Tests were repeated for 1, 2, 4, 8, 12, 16, 20, 24, 28 and 32 concurrent connections. The test server has 40 hyperthread cores and 144G of RAM. I use a special MongoDB 3.0 branch and compile binaries. This test uses one collection with 3 secondary indexes. All clients insert data into that collection. The _id column is set by the driver. The fields on which secondary indexes are created are inserted in random order. There is the potential for extra contention (data & mutexes) because only one collection is used. I set two options for WiredTiger and otherwise the defaults were used:

storage.wiredTiger.collectionConfig.blockCompressor: snappy
storage.wiredTiger.engineConfig.journalCompressor: none

Results

This lists the insert rate for all of the configurations tested. The test names are encoded to include the engine name ("wt" is WiredTiger), padding size ("sz16" is 16 bytes), memory allocator ("jem" is jemalloc & "tcm" is tcmalloc) and whether the oplog is enabled ("op0" is off, "op1" is on). Results are missing for one of the configurations at 24 concurrent clients.

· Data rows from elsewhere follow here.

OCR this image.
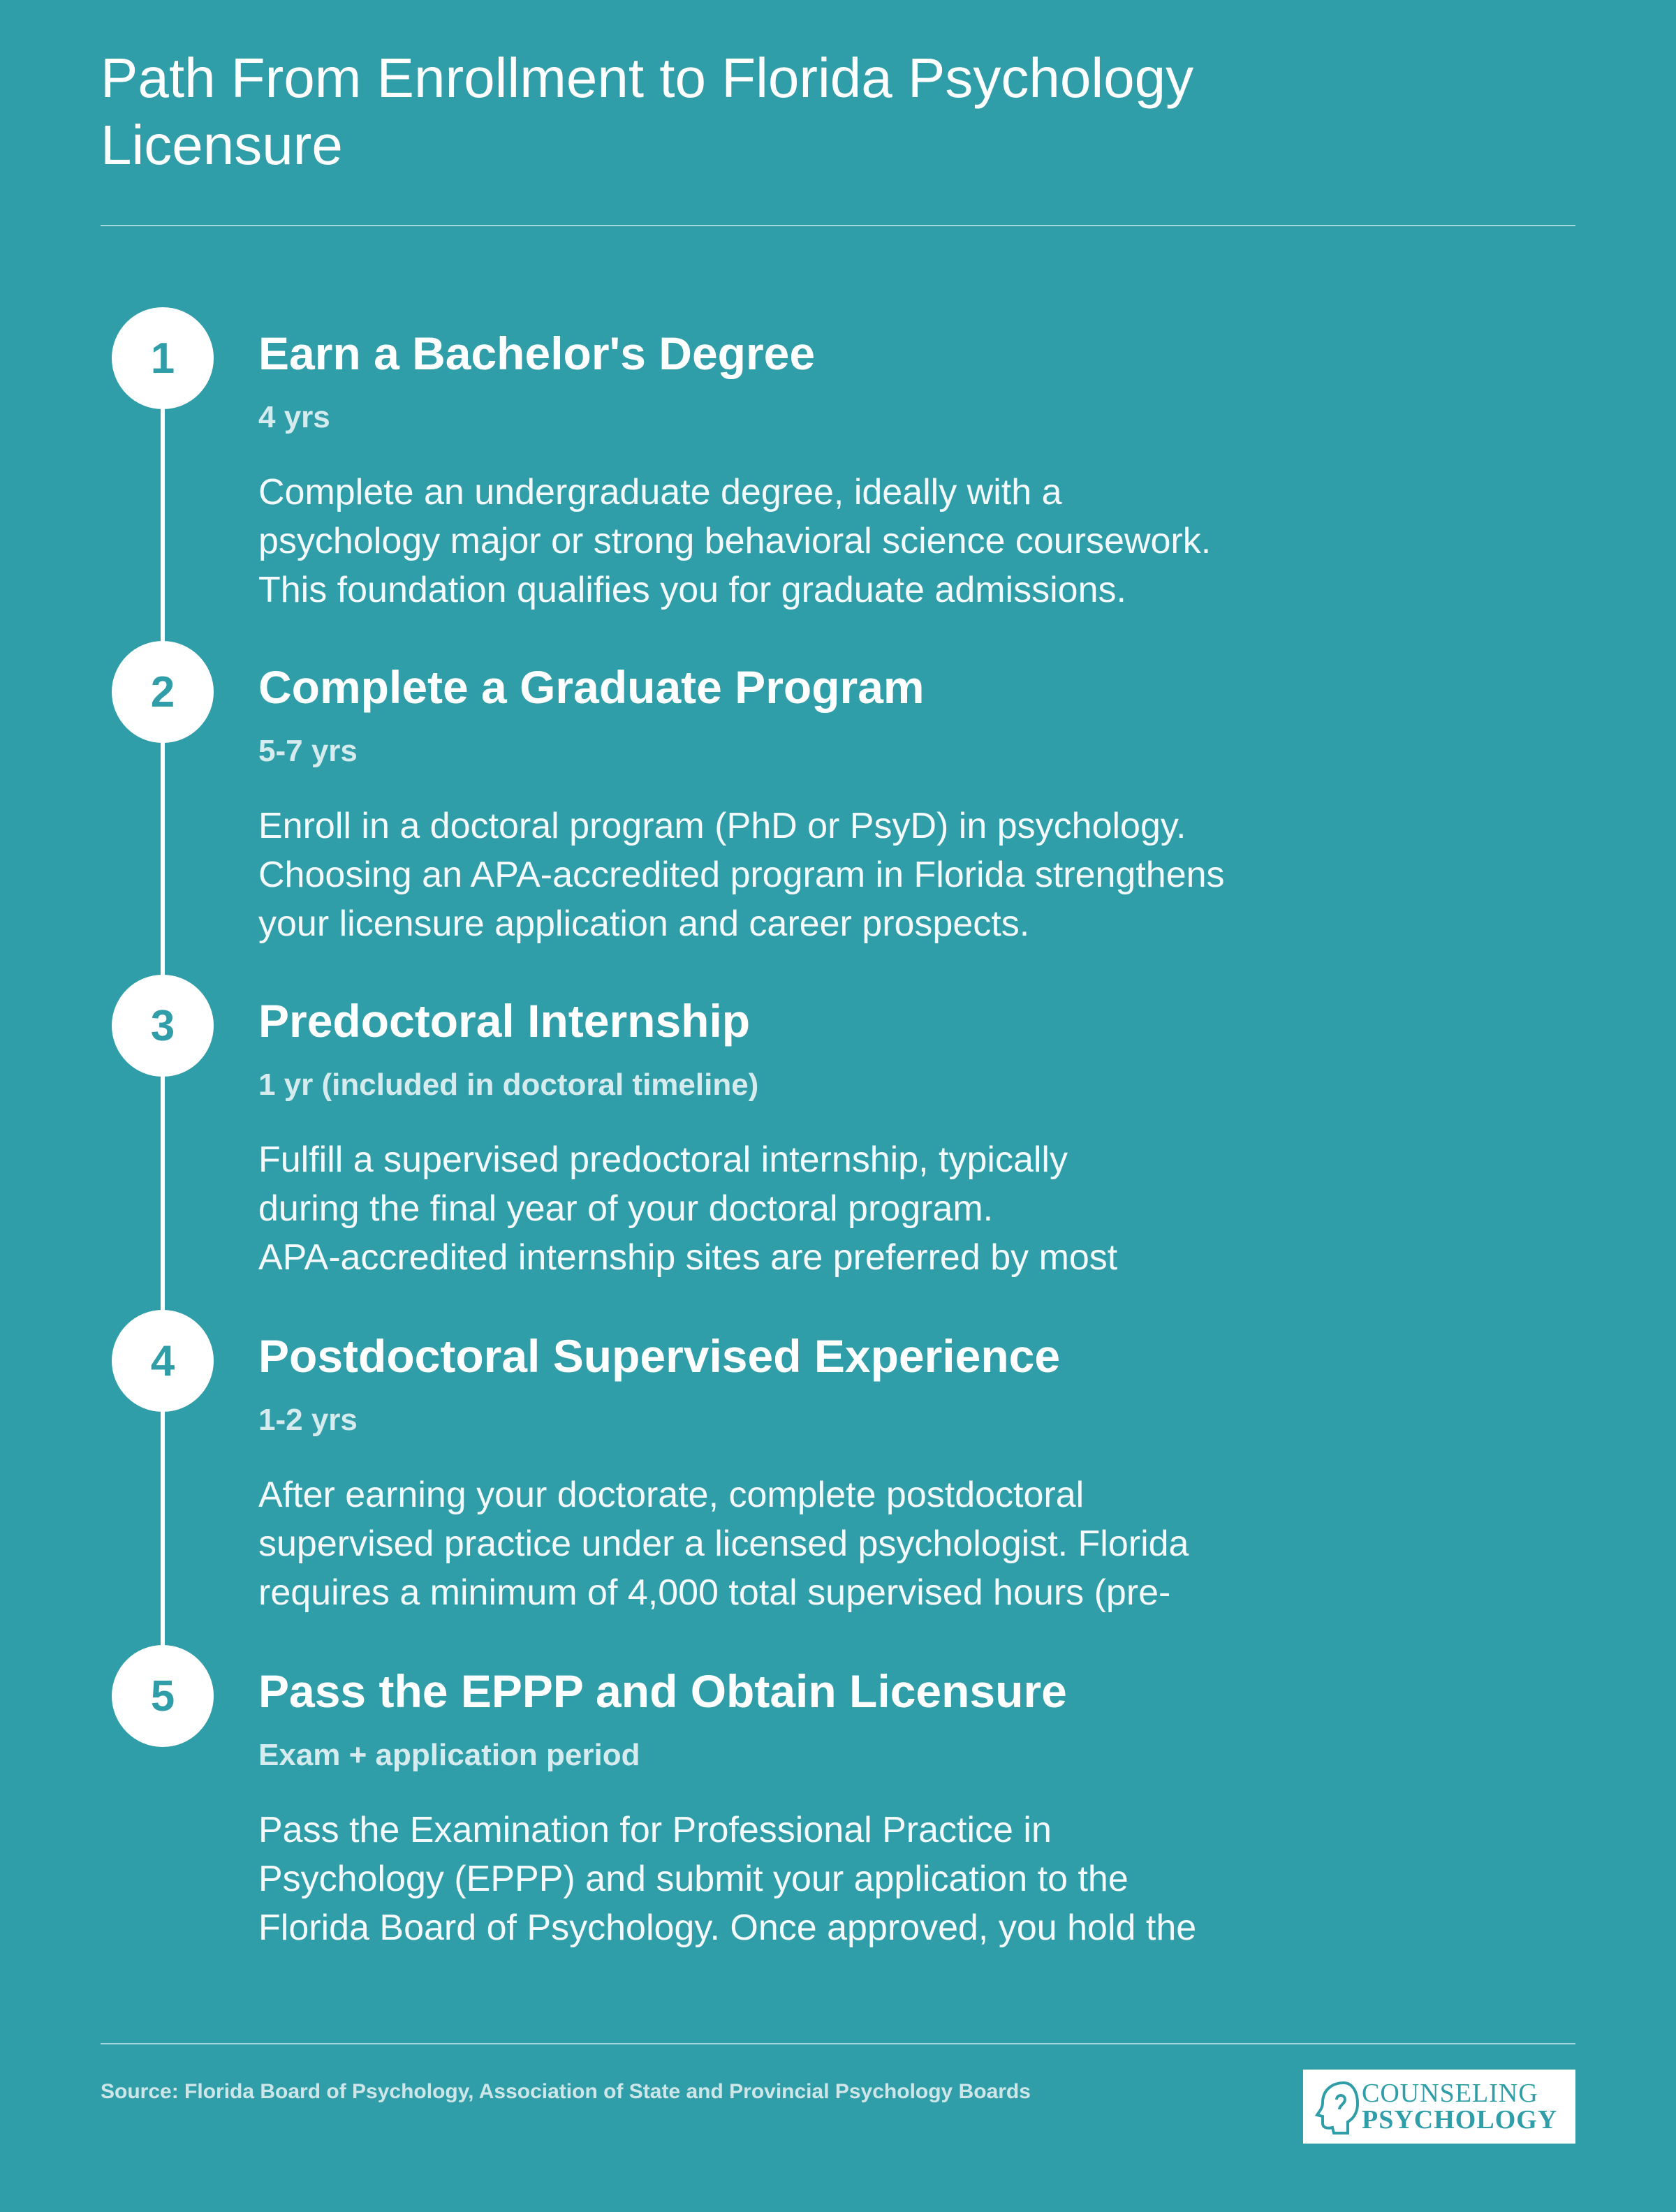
Path From Enrollment to Florida Psychology Licensure
1	Earn a Bachelor's Degree
4 yrs
Complete an undergraduate degree, ideally with a
psychology major or strong behavioral science coursework.
This foundation qualifies you for graduate admissions.
2	Complete a Graduate Program
5-7 yrs
Enroll in a doctoral program (PhD or PsyD) in psychology.
Choosing an APA-accredited program in Florida strengthens
your licensure application and career prospects.
3	Predoctoral Internship
1 yr (included in doctoral timeline)
Fulfill a supervised predoctoral internship, typically
during the final year of your doctoral program.
APA-accredited internship sites are preferred by most
4	Postdoctoral Supervised Experience
1-2 yrs
After earning your doctorate, complete postdoctoral
supervised practice under a licensed psychologist. Florida
requires a minimum of 4,000 total supervised hours (pre-
5	Pass the EPPP and Obtain Licensure
Exam + application period
Pass the Examination for Professional Practice in
Psychology (EPPP) and submit your application to the
Florida Board of Psychology. Once approved, you hold the
Source: Florida Board of Psychology, Association of State and Provincial Psychology Boards	COUNSELING
PSYCHOLOGY
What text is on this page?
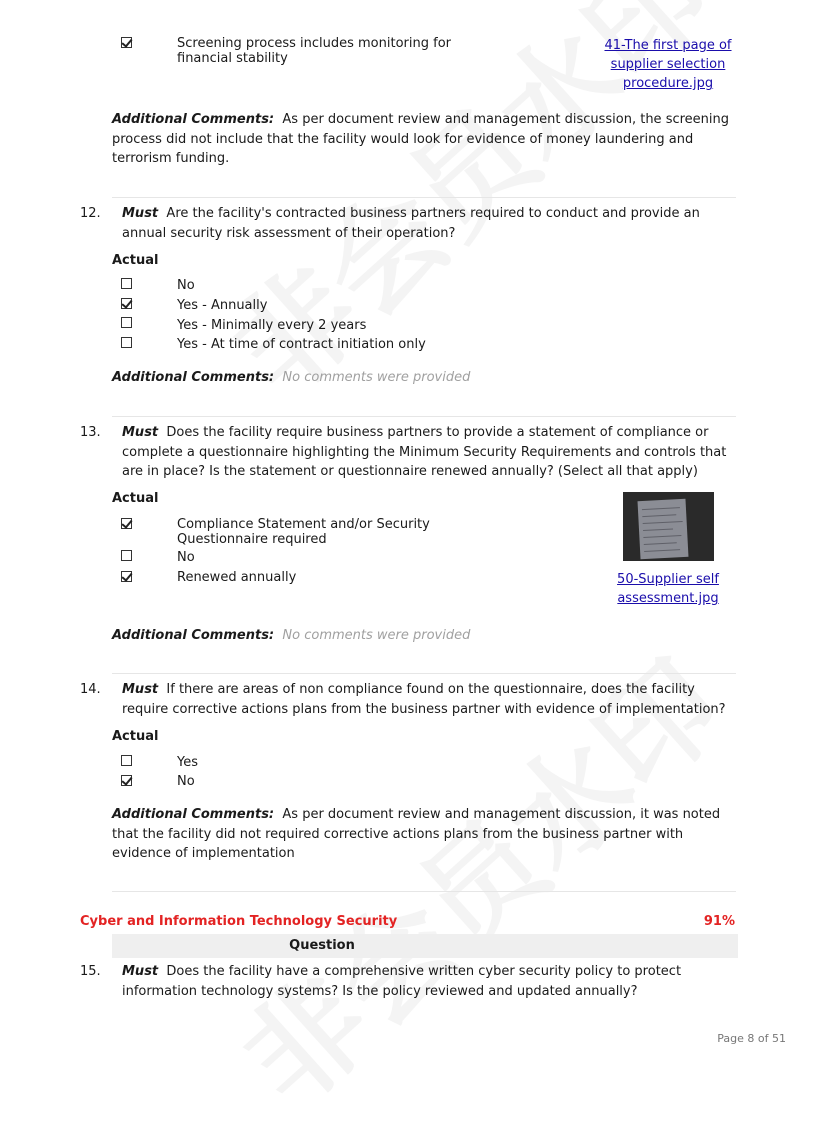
Screening process includes monitoring for financial stability
41-The first page of supplier selection procedure.jpg
Additional Comments: As per document review and management discussion, the screening process did not include that the facility would look for evidence of money laundering and terrorism funding.
12. Must Are the facility's contracted business partners required to conduct and provide an annual security risk assessment of their operation?
Actual
No
Yes - Annually
Yes - Minimally every 2 years
Yes - At time of contract initiation only
Additional Comments: No comments were provided
13. Must Does the facility require business partners to provide a statement of compliance or complete a questionnaire highlighting the Minimum Security Requirements and controls that are in place? Is the statement or questionnaire renewed annually? (Select all that apply)
Actual
Compliance Statement and/or Security Questionnaire required
No
Renewed annually	50-Supplier self assessment.jpg
Additional Comments: No comments were provided
14. Must If there are areas of non compliance found on the questionnaire, does the facility require corrective actions plans from the business partner with evidence of implementation?
Actual
Yes
No
Additional Comments: As per document review and management discussion, it was noted that the facility did not required corrective actions plans from the business partner with evidence of implementation
Cyber and Information Technology Security	91%
Question
15. Must Does the facility have a comprehensive written cyber security policy to protect information technology systems? Is the policy reviewed and updated annually?
Page 8 of 51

1       2       4       8       12      16      20      24      28      32      concurrency

17793   32143   60150   109853  154377  186886  209831  225879  235803  234158  wt.sz16.jem.op0

14758   26908   48186   69910   91761   109643  120413  129153  134313  140633  wt.sz16.jem.op1

18575   34482   63169   114752  160454  196784  218009  230588  244001  247651  wt.sz16.tcm.op0

15756   28461   50069   72988   101615  109223  127287  135525  133446  137377  wt.sz16.tcm.op1

17651   31466   58192   107472  152426  184849  205226          227172  226825  wt.sz64.jem.op0

14481   26565   47385   71059   87135   100684  110569  110066  119478  120851  wt.sz64.jem.op1

19094   33401   61426   111606  153950  190107  214670  227425  238072  239836  wt.sz64.tcm.op0

15399   27946   49392   72892   85185   99140   106172  101163  112812  119032  wt.sz64.tcm.op1

15759   29196   55124   98027   135320  161829  181049  197465  208484  211100  wt.sz256.jem.op0

13163   24092   41017   62878   71153   84155   87487   90366   91495   87025   wt.sz256.jem.op1

17299   30631   55900   101538  137529  165326  187330  200574  216888  217589  wt.sz256.tcm.op0

13927   25822   43428   60078   72195   78141   76053   73169   74824   64537   wt.sz256.tcm.op1

12115   22366   40793   71936   93701   109068  120175  129645  133238  141108  wt.sz1024.jem.op0

9938    17268   24985   31944   34127   38119   39196   38747   36796   38167   wt.sz1024.jem.op1

12933   23547   42426   73295   94123   110412  116003  136287  139914  140142  wt.sz1024.tcm.op0

10422   17701   23747   30276   29959   32444   32610   30839   31569   30089   wt.sz1024.tcm.op1

Memory allocator

This shows the ratio of the insert rate with tcmalloc vs jemalloc for 4 configurations. When the rate is greater than 1 then tcmalloc is faster. The oplog was enabled for these tests. Results are displayed for 4 configurations -- 16, 64, 256 and 1024 byte padding. For all results but one the insert rate was better with tcmalloc and the difference was more significant when the padding was smaller.

Oplog off

This shows the insert rate for 4 different configurations with padding of 16, 64, 256 and 1024 bytes. All configurations used tcmalloc and the oplog was disabled. The insert rate increases with concurrency and was better with a smaller padding size.

Oplog on

This shows the insert rate for 4 different configurations with padding of 16, 64, 256 and 1024 bytes. All configurations used tcmalloc and the oplog was enabled. The insert rate usually increases with concurrency and was better with a smaller padding size. For padding sizes of 256 and 1024 the insert rate decreased at high concurrency.

Oplog impact

This displays the ratio of the insert rates from the previous two sections. The ratio is the insert rate with the oplog on versus off. This rate should be less than one but not too much less. The overhead of the oplog increases with the padding size. In the worst case the oplog reduces the insert rate by 5X (about 0.20 below).  I expect that this overhead will be greatly reduced for WiredTiger and RocksDB in future releases.